Drawing in Drag by Marie Duval
A 42 page colour graphic novel drawn in the style of nineteenth-century cartoonist Marie Duval. Grennan was Principal Investigator for the 12 month research project funded by London publisher Book Works and Arts Council, England, in partnership with Chetham’s Library and Manchester City Council Libraries. Grennan undertook the whole adaptation.
Drawing in Drag by Marie Duval (ISBN 978-1906012984), is a 42 page graphic novel, drawn in the style of nineteenth-century cartoonist Marie Duval.
During the nineteenth century, writers and artists in the leisure publishing industries frequently wrote and drew under pseudonyms. They did this to either project a saleable identity or to dissociate themselves from their outputs. This included the practice of pseudonymously changing gender.
In 2018, Grennan discovered a book illustrated by nineteenth-century cartoonist and actor Marie Duval, under the male pseudonym ‘Ambrose Clarke’.
This discovery occasioned a research question: what (and how) would Duval draw, if she revived in the Manchester of 2018? The research required a comparison of the nineteenth and twenty-first-century city, an analysis of Duval’s urban topics and her visual style, with an analysis of re-gendering in the leisure industries. Drawing in Drag by Marie Duval provided a new resource for historic and stylistic analysis of Duval’s drawings, for analysis of re-gendering in leisure cultures, a demonstration of historiography as a method of analysis and the wide public and academic dissemination of insights.

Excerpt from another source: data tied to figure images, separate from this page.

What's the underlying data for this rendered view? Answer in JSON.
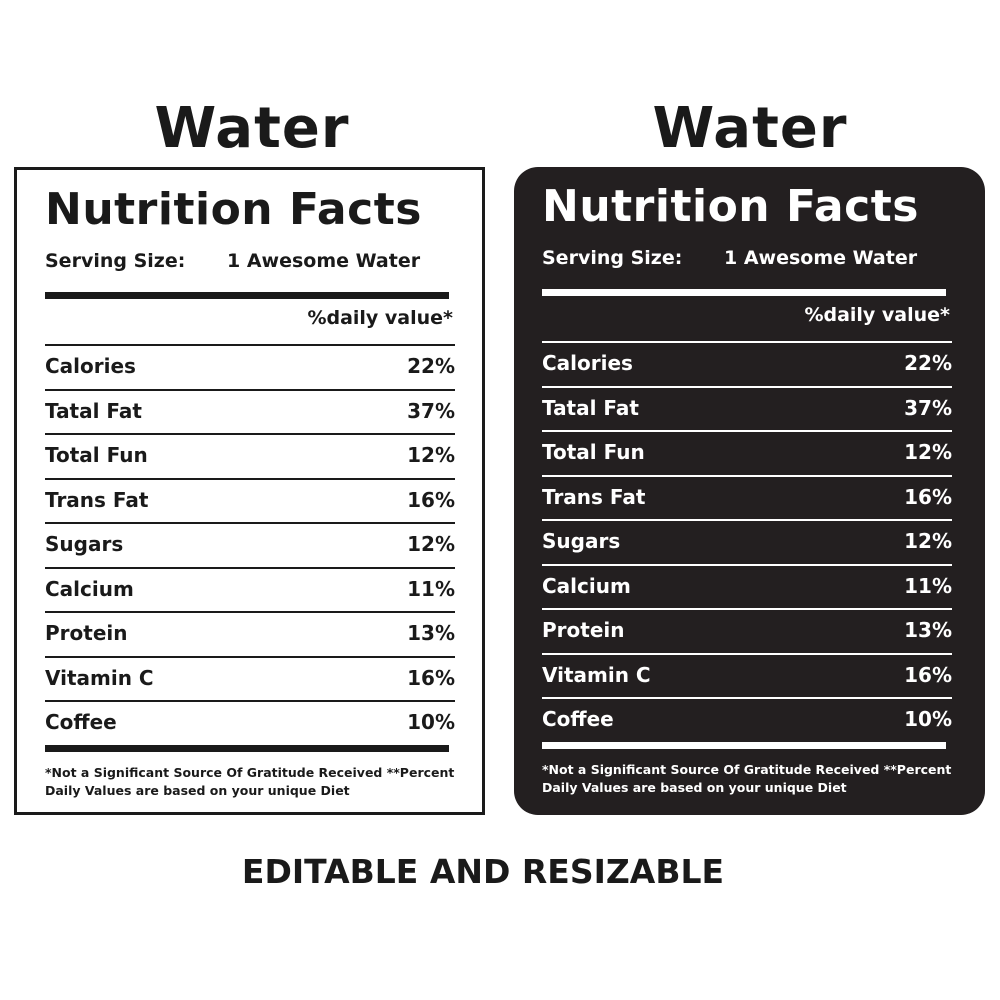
{
  "labels": [
    {
      "heading": "Water",
      "title": "Nutrition Facts",
      "serving_label": "Serving Size:",
      "serving_value": "1 Awesome Water",
      "dv_header": "%daily value*",
      "rows": [
        {
          "name": "Calories",
          "value": "22%"
        },
        {
          "name": "Tatal Fat",
          "value": "37%"
        },
        {
          "name": "Total Fun",
          "value": "12%"
        },
        {
          "name": "Trans Fat",
          "value": "16%"
        },
        {
          "name": "Sugars",
          "value": "12%"
        },
        {
          "name": "Calcium",
          "value": "11%"
        },
        {
          "name": "Protein",
          "value": "13%"
        },
        {
          "name": "Vitamin C",
          "value": "16%"
        },
        {
          "name": "Coffee",
          "value": "10%"
        }
      ],
      "footnote": "*Not a Significant Source Of Gratitude Received **Percent Daily Values are based on your  unique Diet",
      "theme": {
        "background": "#ffffff",
        "text": "#1a1a1a"
      }
    },
    {
      "heading": "Water",
      "title": "Nutrition Facts",
      "serving_label": "Serving Size:",
      "serving_value": "1 Awesome Water",
      "dv_header": "%daily value*",
      "rows": [
        {
          "name": "Calories",
          "value": "22%"
        },
        {
          "name": "Tatal Fat",
          "value": "37%"
        },
        {
          "name": "Total Fun",
          "value": "12%"
        },
        {
          "name": "Trans Fat",
          "value": "16%"
        },
        {
          "name": "Sugars",
          "value": "12%"
        },
        {
          "name": "Calcium",
          "value": "11%"
        },
        {
          "name": "Protein",
          "value": "13%"
        },
        {
          "name": "Vitamin C",
          "value": "16%"
        },
        {
          "name": "Coffee",
          "value": "10%"
        }
      ],
      "footnote": "*Not a Significant Source Of Gratitude Received **Percent Daily Values are based on your  unique Diet",
      "theme": {
        "background": "#231f20",
        "text": "#ffffff"
      }
    }
  ],
  "caption": "EDITABLE AND RESIZABLE"
}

The research demonstrates the capacity of historiography as a method of analysis. It indexes the significance of pseudonymous re-gendering, as a strategy for exciting audience interest. It makes an analytical comparison between leisure industries in the nineteenth and twenty-first centuries. It reveals a previously unknown aspect of Duval’s work (her use of a male pseudonym) and establishes its historic significance.
Dissemination (see Supplementary information above)
Drawing in Drag by Marie Duval substantiated an international programme of academic dissemination: authoring one academic book and one conference paper. It also substantiated an international programme of public dissemination: eight public exhibitions, one public event, one public lecture, seven public workshops and 3 items of media commentary.